Serbia's accession to the EU and Kosovo's impending - and unilateral - declaration of independence have been salient issues in the election campaign. Although the two major presidential candidates are both opposed to Kosovo's independence, Nikolić would in all likelihood assume a far more intransigent posture than President Tadić if the event comes to pass.
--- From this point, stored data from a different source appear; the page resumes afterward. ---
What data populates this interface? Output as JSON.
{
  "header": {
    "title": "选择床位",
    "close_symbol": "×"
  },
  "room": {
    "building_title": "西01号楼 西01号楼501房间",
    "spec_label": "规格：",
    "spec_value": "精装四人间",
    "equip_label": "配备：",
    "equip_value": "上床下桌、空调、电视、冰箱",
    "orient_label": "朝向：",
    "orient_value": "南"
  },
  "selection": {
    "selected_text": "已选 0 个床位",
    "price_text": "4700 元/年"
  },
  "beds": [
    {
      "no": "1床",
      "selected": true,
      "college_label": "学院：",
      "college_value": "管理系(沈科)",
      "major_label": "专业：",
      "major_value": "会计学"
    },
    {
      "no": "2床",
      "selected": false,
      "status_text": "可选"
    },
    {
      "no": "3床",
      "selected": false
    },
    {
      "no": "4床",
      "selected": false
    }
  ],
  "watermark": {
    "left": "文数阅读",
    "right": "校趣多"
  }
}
Meanwhile, both candidates favor Serbia's membership in the EU, but Nikolić gives priority to forging closer ties with Russia.
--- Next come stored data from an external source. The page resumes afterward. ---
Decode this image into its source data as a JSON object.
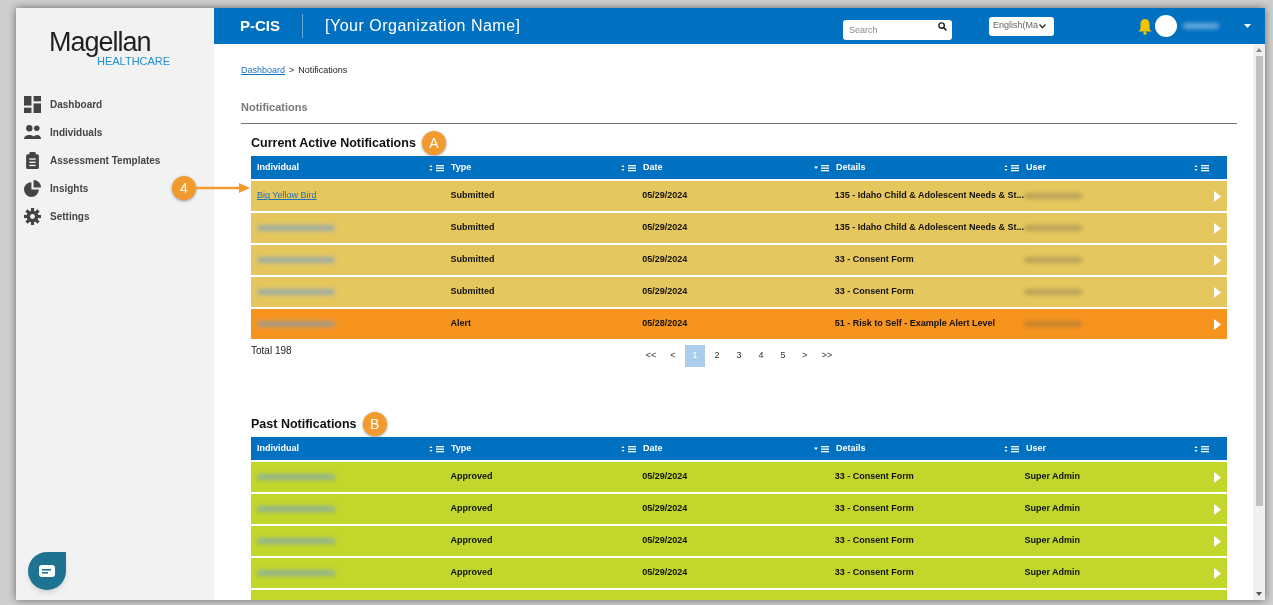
{
  "app": {
    "name": "P-CIS",
    "organization": "[Your Organization Name]"
  },
  "logo": {
    "name": "Magellan",
    "tagline": "HEALTHCARE"
  },
  "header": {
    "search": {
      "placeholder": "Search"
    },
    "language": {
      "value": "English(Ma"
    }
  },
  "sidebar": {
    "items": [
      {
        "label": "Dashboard"
      },
      {
        "label": "Individuals"
      },
      {
        "label": "Assessment Templates"
      },
      {
        "label": "Insights"
      },
      {
        "label": "Settings"
      }
    ]
  },
  "breadcrumb": {
    "link": "Dashboard",
    "separator": ">",
    "current": "Notifications"
  },
  "page_title": "Notifications",
  "sections": [
    {
      "title": "Current Active Notifications",
      "marker": "A",
      "columns": [
        {
          "label": "Individual",
          "sorted": false
        },
        {
          "label": "Type",
          "sorted": false
        },
        {
          "label": "Date",
          "sorted": true
        },
        {
          "label": "Details",
          "sorted": false
        },
        {
          "label": "User",
          "sorted": false
        }
      ],
      "rows": [
        {
          "kind": "submitted",
          "individual": "Big Yellow Bird",
          "type": "Submitted",
          "date": "05/29/2024",
          "details": "135 - Idaho Child & Adolescent Needs & St..."
        },
        {
          "kind": "submitted",
          "type": "Submitted",
          "date": "05/29/2024",
          "details": "135 - Idaho Child & Adolescent Needs & St..."
        },
        {
          "kind": "submitted",
          "type": "Submitted",
          "date": "05/29/2024",
          "details": "33 - Consent Form"
        },
        {
          "kind": "submitted",
          "type": "Submitted",
          "date": "05/29/2024",
          "details": "33 - Consent Form"
        },
        {
          "kind": "alert",
          "type": "Alert",
          "date": "05/28/2024",
          "details": "51 - Risk to Self - Example Alert Level"
        }
      ],
      "total": "Total 198",
      "pagination": [
        {
          "label": "<<",
          "selected": false
        },
        {
          "label": "<",
          "selected": false
        },
        {
          "label": "1",
          "selected": true
        },
        {
          "label": "2",
          "selected": false
        },
        {
          "label": "3",
          "selected": false
        },
        {
          "label": "4",
          "selected": false
        },
        {
          "label": "5",
          "selected": false
        },
        {
          "label": ">",
          "selected": false
        },
        {
          "label": ">>",
          "selected": false
        }
      ]
    },
    {
      "title": "Past Notifications",
      "marker": "B",
      "columns": [
        {
          "label": "Individual",
          "sorted": false
        },
        {
          "label": "Type",
          "sorted": false
        },
        {
          "label": "Date",
          "sorted": true
        },
        {
          "label": "Details",
          "sorted": false
        },
        {
          "label": "User",
          "sorted": false
        }
      ],
      "rows": [
        {
          "kind": "approved",
          "type": "Approved",
          "date": "05/29/2024",
          "details": "33 - Consent Form",
          "user": "Super Admin"
        },
        {
          "kind": "approved",
          "type": "Approved",
          "date": "05/29/2024",
          "details": "33 - Consent Form",
          "user": "Super Admin"
        },
        {
          "kind": "approved",
          "type": "Approved",
          "date": "05/29/2024",
          "details": "33 - Consent Form",
          "user": "Super Admin"
        },
        {
          "kind": "approved",
          "type": "Approved",
          "date": "05/29/2024",
          "details": "33 - Consent Form",
          "user": "Super Admin"
        }
      ]
    }
  ],
  "callout": {
    "label": "4"
  }
}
While Boris Tadić ultimately prevailed over Tomislav Nikolić in 2004 despite coming second in the first round, it remains to be seen if history will repeat itself in the upcoming runoff vote as well, as the highly emotional issue of Kosovo's imminent independence - a distant prospect four years ago - could very well decide the outcome of this year's presidential election.

Update

Serbia's Republic Electoral Commission has issued definitive results of the January 20, 2008 presidential election, which were as follows:

Tomislav Nikolić (Serbian Radical Party) - 1,646,172 votes (40.0%)
Boris Tadić (Democratic Party) - 1,457,030 votes (35.4%)
Velimir Ilić (New Serbia) - 305,828 votes (7.4%)
Milutin Mrkonjić (Socialist Party of Serbia) - 245,889 votes (6.0%)
Čedomir Jovanović (Liberal Democratic Party) - 219,689 votes (5.3%)
Ištvan Pastor (Hungarian Coalition) - 93,039 votes (2.3%)
Others - 70,726 votes (1.7%)

The election had a 61.4% voter turnout rate.

As no candidate won an absolute majority in the first round of voting, voters returned to the polls on Sunday, February 3, 2008 for a presidential runoff election that turned out to be closely fought, as anticipated by opinion polls that showed President Boris Tadić narrowly ahead of SRS candidate Tomislav Nikolić. Although Serbian Prime Minister and Democratic Party of Serbia (DSS) leader Vojislav Koštunica announced on Wednesday, January 30 that the Democratic Party of Serbia - New Serbia coalition would not endorse either of the presidential candidates taking part in the runoff vote - despite the fact that President Tadić's Democratic Party is the largest partner in Koštunica's coalition government - Boris Tadić went on to prevail over Tomislav Nikolić by a narrow margin, according to preliminary estimates published by the Centre for Free Election and Democracy (CeSID). These figures were subsequently confirmed by final results issued by Serbia's Republic Electoral Commission, which were as follows:

Boris Tadić (Democratic Party) - 2,304,467 votes (50.3%)
Tomislav Nikolić (Serbian Radical Party) - 2,197,155 votes (48.0%)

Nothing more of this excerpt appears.